Feedback ist in der agilen Welt aus vielerlei Hinsicht essenziell. Etwa um in einer Storming Phase des Tuckmanmodells1 allen Beteiligten die Möglichkeit zu geben, sich weiterzuentwickeln, oder auch um die Fremdwahrnehmung zu erfahren, welche einem selbst meist verschlossen bleibt2.

Fabian Schiller und Dr. Jürgen (Mentos) Hoffmann entwickelten hierfür ein spezielles Feedbackmodell, das es selbst Teams mit introvertierteren Mitgliedern ermöglicht, sich gegenseitig konstruktives Feedback zu geben – die Feedback Retrospektive. Dabei setzen sie den „Feedback Canvas“ ein:

Feedback Canvas
Feedback Canvas herunterladen

 

In der Feedback Retrospektive geht es darum, in einer ruhigen Art und Weise jedem Teammitglied möglichst wertstiftendes Feedback zukommen zu lassen. Dafür empfiehlt es sich, mit guter Moderation einen ruhigen und vertrauensvollen Rahmen zu schaffen. Das Format selbst ist schnell erlernt und einfach umzusetzen.
Will man das Format in einem großen Teilnehmerkreis anwenden, kann es ratsam sein, sich eine feste Timebox vorzunehmen, um den gegebenen Rahmen nicht zu sprengen.

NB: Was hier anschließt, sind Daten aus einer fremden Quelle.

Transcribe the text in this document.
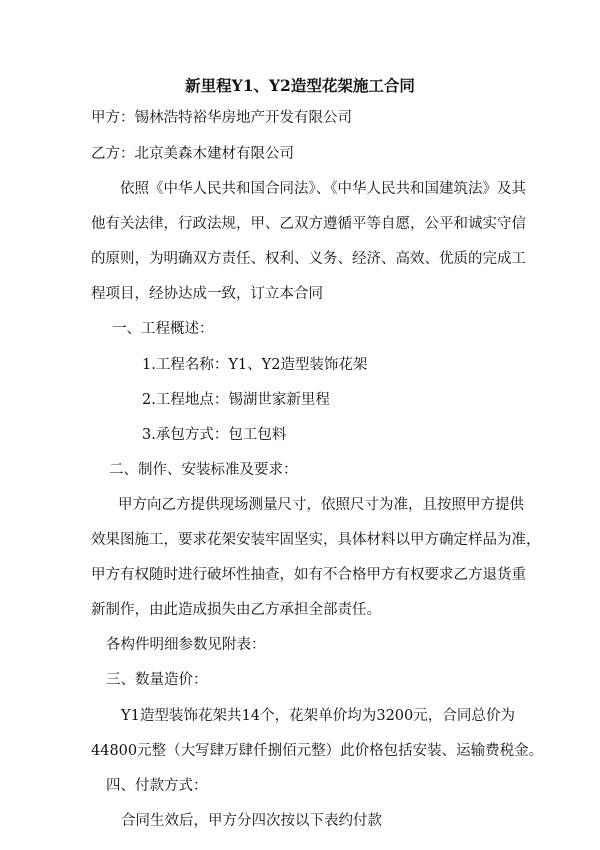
新里程Y1、Y2造型花架施工合同
甲方：锡林浩特裕华房地产开发有限公司
乙方：北京美森木建材有限公司
依照《中华人民共和国合同法》、《中华人民共和国建筑法》及其
他有关法律，行政法规，甲、乙双方遵循平等自愿，公平和诚实守信
的原则，为明确双方责任、权利、义务、经济、高效、优质的完成工
程项目，经协达成一致，订立本合同
一、工程概述：
1.工程名称：Y1、Y2造型装饰花架
2.工程地点：锡湖世家新里程
3.承包方式：包工包料
二、制作、安装标准及要求：
甲方向乙方提供现场测量尺寸，依照尺寸为准，且按照甲方提供
效果图施工，要求花架安装牢固坚实，具体材料以甲方确定样品为准，
甲方有权随时进行破坏性抽查，如有不合格甲方有权要求乙方退货重
新制作，由此造成损失由乙方承担全部责任。
各构件明细参数见附表：
三、数量造价：
Y1造型装饰花架共14个，花架单价均为3200元，合同总价为
44800元整（大写肆万肆仟捌佰元整）此价格包括安装、运输费税金。
四、付款方式：
合同生效后，甲方分四次按以下表约付款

Ablauf der Feedback Retrospektive

  1. Es empfiehlt sich, dass Team auf konstruktives Feedback zu primen und zu versuchen, eine vertrauensvolle Umgebung zu schaffen. Hierzu bietet sich beispielsweise die Prime Directive und ein angenehmer Check In, um das Team auf das kommende einzustimmen
  2. Jedes Teammitglied bekommt ein halbes Flipchart und teilt es wie in dem Feedback Canvas auf, oder einen Ausdruck des Canvas mindestens in Größe A3.
  3. Der Name, das Datum, „Das kann das Team von mir erwarten“ und „Das erwarte ich vom Team“ wird von jedem Teammitglied für sich selber ausgefüllt.
  4. Dann geht es an die Felder „Das schätze ich an Deiner Arbeit“ und „Was ich Dir wünsche, dass es dir besser gelingt“. Dazu werden die Blätter reihum an die anderen Teammitglieder weitergereicht und jeder darf sich die Zeit nehmen, das Geschriebene zu lesen und Feedback zu ergänzen (Timeboxen von 10 Minuten in den ersten 1 bis 2 Runden und dann 5 Minuten haben sich als praktikabel erwiesen).
    Während dieser Phase kann man auch ruhig noch einmal darauf hinweisen, dass das Durchlesen der anderen Kommentare nicht nur gestattet, sondern auch erwünscht ist, um sich hier noch Inspiration für weitere Punkte zu sammeln.
  5. Wenn jedes Blatt zurück beim ürsprünglichen Besitzer ist, darf sich jeder sein Feedback durchlesen und dann seine wichtigsten Erkenntnisse reflektieren.
  6. Es ist allen Teammitgliedern freigestellt, dieses Ergebnis mit dem Team zu teilen.
  7. Lade das Team dazu ein, einen Reminder in 6 Wochen zu erstellen und das Feedback noch einmal Revue passieren zu lassen. Was hat sich verändert? Was ist besser geworden? An welchen Punkten muss weitergearbeitet werden?
  8. Optional kann man jetzt noch ein Check Out machen, um offene Fragen zu klären und das Feedback sacken zu lassen.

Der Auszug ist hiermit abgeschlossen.